Intel announced significant layoffs on Thursday, reducing more than 15 percent of its workforce due to underutilized manufacturing capacity and expenses tied to its AI PCs’ launch. This move, part of Intel’s “multiyear transformation strategy,” entails cutting around 15,000 employees from its 131,000-strong workforce by the end of the year.
The company also plans to reduce R&D, marketing, and general expenses significantly over the next few years, aiming for $20 billion in 2024, $17.5 billion in 2025, and even lower in 2026.
Intel’s CEO, Pat Gelsinger, acknowledged the disappointing financial performance in Q2 and highlighted that the latter half of the year appears more challenging than anticipated. In response, Intel is leveraging a new operating model to enhance operating and capital efficiencies while accelerating its IDM 2.0 transformation.

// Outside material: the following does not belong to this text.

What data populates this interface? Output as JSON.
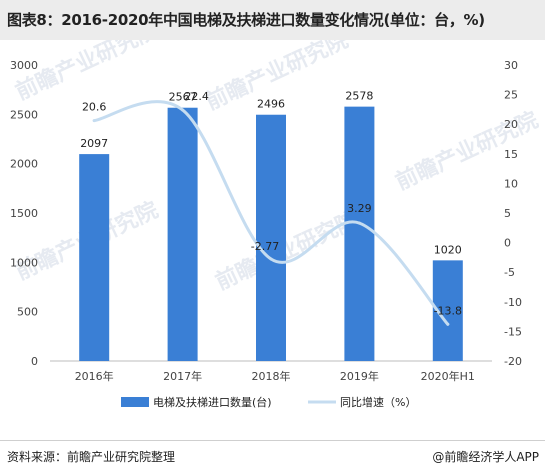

This strategy includes a 20 percent reduction in gross capital expenditures for 2024. Despite these cost-cutting measures, Intel’s product roadmap remains unchanged, with further details expected in an upcoming conference call.
Gelsinger expressed the difficulty of announcing such news in a memo to employees and mentioned a company-wide conference call to discuss specifics. He emphasized that this restructuring is the most significant since Intel’s shift from memory to microprocessors.
Intel’s ongoing product reviews aim to eliminate complexity and simplify its portfolio. Each business unit is conducting a review to identify underperforming products and key software assets are being integrated to focus on fewer, more impactful projects.
Intel is pushing ahead with its AI PC initiatives, planning to launch the next-gen Core Ultra chip, Lunar Lake, ahead of schedule at the IFA show in September. Despite recent issues with its 13th-gen Core chips, Intel remains committed to its AI advancements, with the industry expected to ship 100 million AI PCs by year-end.
Intel’s next chip, Arrow Lake, will incorporate AI for desktops, and Panther Lake, its upcoming mobile chip, will ship in late 2025 using the 18A process.
Intel’s strategy includes internalizing production processes to boost profitability, and moving away from outside foundries used in their aggressive production timeline. This shift, involving a billion-dollar charge for transferring wafers from Oregon to Ireland, is expected to yield future schedule accelerations.
Gelsinger anticipates incremental business growth in 2024, with a modest 5 percent revenue increase in Q4 compared to the previous year, indicating cautious optimism for the company’s future amidst these transformative efforts.